Процедура вождения к допросу была отработана четко, как солдатский артикул. Дежурный офицер громко командовал в коридоре: «Нумер такой-то!» И услыхавший свой нумер узник уже ждал, что сторож внесет сейчас его платье. Чужие нумера, однако, ни о чем не говорили. Кому из его товарищей, лишенных имени, как и он, какие определены нумера, он не знал. А встретиться в крепости они могли только на очной ставке в Комиссии, которая заседала в комендантском доме, и тот, кого приводили туда до окончания предыдущего допроса, ждал, покуда позовут, в отдельной комнатке налево от лестницы. На прогулку в равелине тоже выпускали поодиночке…

В Комиссию его призвали через несколько дней после ареста, еще из Никольской куртины. Там, в пятнадцатом нумере, Спешнев провел первый месяц, покуда Комиссия не обнаружила, что ошиблась, сочтя его второстепенным лицом, и не перевела на жительство в Алексеевский равелин. С тех пор по ночам он воевал с бессонницей, ужасным врагом заключенного в равелине. Ни счетом нельзя было с нею сладить, ни воспоминаниями о былом. Когда же наконец удавалось вздремнуть, либо сторож требовал поправить ночник, либо еще хуже — в глубокой, мертвой, каменной тишине за стеной каземата начинался бред помешанного узника. Бедняга то отбивался от мнимых раскольников и староверов, то от франкмасонов, тайные посланцы мерещились ему и будто обещали его выпустить, если признается, что он — их. И он кричал в исступлении: сгиньте, черти проклятые, я не ваш, не ваш! И хохотал сатанински.

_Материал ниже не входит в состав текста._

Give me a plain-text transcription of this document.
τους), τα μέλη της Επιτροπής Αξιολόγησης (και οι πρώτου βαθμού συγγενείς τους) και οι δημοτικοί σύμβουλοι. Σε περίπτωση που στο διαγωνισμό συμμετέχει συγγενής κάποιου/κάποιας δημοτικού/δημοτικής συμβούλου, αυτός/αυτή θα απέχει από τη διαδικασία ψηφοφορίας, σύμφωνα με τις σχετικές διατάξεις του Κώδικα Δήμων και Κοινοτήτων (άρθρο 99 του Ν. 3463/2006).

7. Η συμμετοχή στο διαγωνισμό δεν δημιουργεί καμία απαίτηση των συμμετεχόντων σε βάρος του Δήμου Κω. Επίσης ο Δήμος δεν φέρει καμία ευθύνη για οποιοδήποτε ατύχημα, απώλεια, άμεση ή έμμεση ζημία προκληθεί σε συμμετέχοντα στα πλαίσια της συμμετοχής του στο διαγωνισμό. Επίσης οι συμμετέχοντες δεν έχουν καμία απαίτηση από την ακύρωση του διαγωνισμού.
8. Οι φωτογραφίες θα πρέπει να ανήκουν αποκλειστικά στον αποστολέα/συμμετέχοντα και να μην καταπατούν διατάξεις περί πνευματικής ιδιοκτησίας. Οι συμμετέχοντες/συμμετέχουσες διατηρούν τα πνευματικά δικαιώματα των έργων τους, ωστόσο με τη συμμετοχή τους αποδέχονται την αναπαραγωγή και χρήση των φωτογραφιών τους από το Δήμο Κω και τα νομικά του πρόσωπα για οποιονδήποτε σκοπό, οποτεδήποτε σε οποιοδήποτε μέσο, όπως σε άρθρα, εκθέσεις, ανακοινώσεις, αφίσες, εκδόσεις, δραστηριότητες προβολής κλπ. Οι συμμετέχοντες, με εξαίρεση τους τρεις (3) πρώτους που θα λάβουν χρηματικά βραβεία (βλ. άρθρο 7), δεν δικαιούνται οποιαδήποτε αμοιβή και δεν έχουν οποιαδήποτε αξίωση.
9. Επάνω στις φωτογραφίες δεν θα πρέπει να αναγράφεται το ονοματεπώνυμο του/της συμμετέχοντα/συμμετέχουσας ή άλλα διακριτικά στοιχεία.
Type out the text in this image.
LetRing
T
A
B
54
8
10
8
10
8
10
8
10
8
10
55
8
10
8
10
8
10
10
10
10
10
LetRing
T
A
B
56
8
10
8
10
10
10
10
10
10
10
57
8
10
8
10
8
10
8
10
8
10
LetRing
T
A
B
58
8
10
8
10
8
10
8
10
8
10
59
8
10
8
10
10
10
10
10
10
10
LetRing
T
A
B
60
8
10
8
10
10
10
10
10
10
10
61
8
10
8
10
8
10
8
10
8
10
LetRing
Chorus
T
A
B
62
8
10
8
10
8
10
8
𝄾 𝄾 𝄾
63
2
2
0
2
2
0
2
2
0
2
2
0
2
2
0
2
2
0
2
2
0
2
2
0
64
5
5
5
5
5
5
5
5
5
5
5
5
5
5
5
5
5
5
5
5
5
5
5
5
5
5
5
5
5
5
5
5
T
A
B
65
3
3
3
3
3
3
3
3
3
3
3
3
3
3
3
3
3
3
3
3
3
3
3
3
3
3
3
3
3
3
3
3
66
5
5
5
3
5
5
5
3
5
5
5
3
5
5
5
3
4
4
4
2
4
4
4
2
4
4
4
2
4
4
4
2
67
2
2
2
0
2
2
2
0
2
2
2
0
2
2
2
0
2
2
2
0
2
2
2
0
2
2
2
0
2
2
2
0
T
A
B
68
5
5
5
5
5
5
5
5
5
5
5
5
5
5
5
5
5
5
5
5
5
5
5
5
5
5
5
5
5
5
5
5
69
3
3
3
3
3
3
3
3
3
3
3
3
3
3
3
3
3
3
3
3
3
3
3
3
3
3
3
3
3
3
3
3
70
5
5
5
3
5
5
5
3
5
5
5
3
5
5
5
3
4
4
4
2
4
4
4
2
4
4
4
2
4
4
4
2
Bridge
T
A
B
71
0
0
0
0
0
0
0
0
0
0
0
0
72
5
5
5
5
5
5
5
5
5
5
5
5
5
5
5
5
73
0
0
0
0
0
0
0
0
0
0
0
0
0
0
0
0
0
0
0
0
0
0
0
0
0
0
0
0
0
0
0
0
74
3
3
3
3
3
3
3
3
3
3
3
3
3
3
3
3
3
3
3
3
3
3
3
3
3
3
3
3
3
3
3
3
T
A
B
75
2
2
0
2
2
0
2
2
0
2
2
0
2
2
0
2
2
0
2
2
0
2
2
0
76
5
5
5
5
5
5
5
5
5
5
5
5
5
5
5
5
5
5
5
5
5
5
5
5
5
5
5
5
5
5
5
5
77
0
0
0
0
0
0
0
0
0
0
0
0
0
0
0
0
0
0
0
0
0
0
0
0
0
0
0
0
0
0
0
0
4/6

В Никольской куртине такого соседства не было, комната была много просторнее, зато здесь, в равелине, водили в баню и каждый день выпускали на четверть часа на прогулку в зеленый внутренний дворик. В куртине же проветривали арестанта только по пути на допрос.

За продолговатым, покрытым тяжелой скатертью столом на втором этаже комендантского дома сидели старые генералы и между ними один статский со звездою. Когда офицер ввел Спешнева, все эти господа в упор уставились на него.

Двоих он узнал без труда — моложавого голубого Дубельта и старика на председательском месте. Старик Набоков, комендант, принимал Спешнева, когда его привезли в крепость, и потом раза три навещал в каземате. Доброго слова от него Спешнев не слышал, так же, впрочем, как и худого, а на просьбы сказать, скоро ли кончится следствие, комендант отвечал: «Я почем знаю? Вам лучше знать, что вы наделали». Похоже, что старый рубака, лишь недавно принявший крепость, был уверен: раз кого уж посадили в тюрьму, то, конечно же, тот злодей. Однако, хоть он и был председатель, тон в Комиссии задавал не он, а другой старик, статский, — лысый, бледный князь Гагарин. И уже тогда, в первый раз, еще мало что зная о Спешневе, он напустился на него с места в карьер: «Вы сошлись с заговорщиками и крамольниками и изменили отечеству! Лучше сознайтесь и раскайтесь! Это будет вам в пользу». Попугав карами и посулив за раскаяние милость, его отправили в каземат писать объяснение, дав чернил и бумаги по счету. Обвиняли его в посещении Петрашевского — когда Спешнев единственный раз туда в этом году заглянул, там был агент. И требовали сказать о знакомстве с Петрашевским и собраниях у него, Гагарин упорно называл их заседаниями, несмотря на его, Спешнева, возражения. Объяснить все это было нетрудно — однокашники по Лицею, не виделись долго. Деревня, Финляндия, потом заграница, больше семи лет прошло, прежде чем Спешнев вновь поселился в Петербурге и, естественно, стал навещать старых знакомых. Да, действительно, Петрашевский показался ему отчасти фурьеристом, но ничего злоумышленного он в его вечерах не заметил. Вообще страстью к спорам Михайл Васильевич отличался еще в лицейские времена. Ну, а если человеку приятно собирать у себя спорщиков, что же в том дурного? И в доказательство безобидности фурьеристов Спешнев снисходительно описал еще обед у Европеуса в честь Фурье, уж на этом-то примере господа следователи легко могли убедиться, что не было никакой тайной связи, иначе зачем же было звать его Спешнева, явного нефурьериста?! Нет, вся эта затея с днем рождения Фурье была более поводом хорошо отобедать, в хорошей компании, с хорошим вином. Так стоит ли, господа, серьезным людям тратить время на исследование таких пустяков? — как бы говорил он следователям.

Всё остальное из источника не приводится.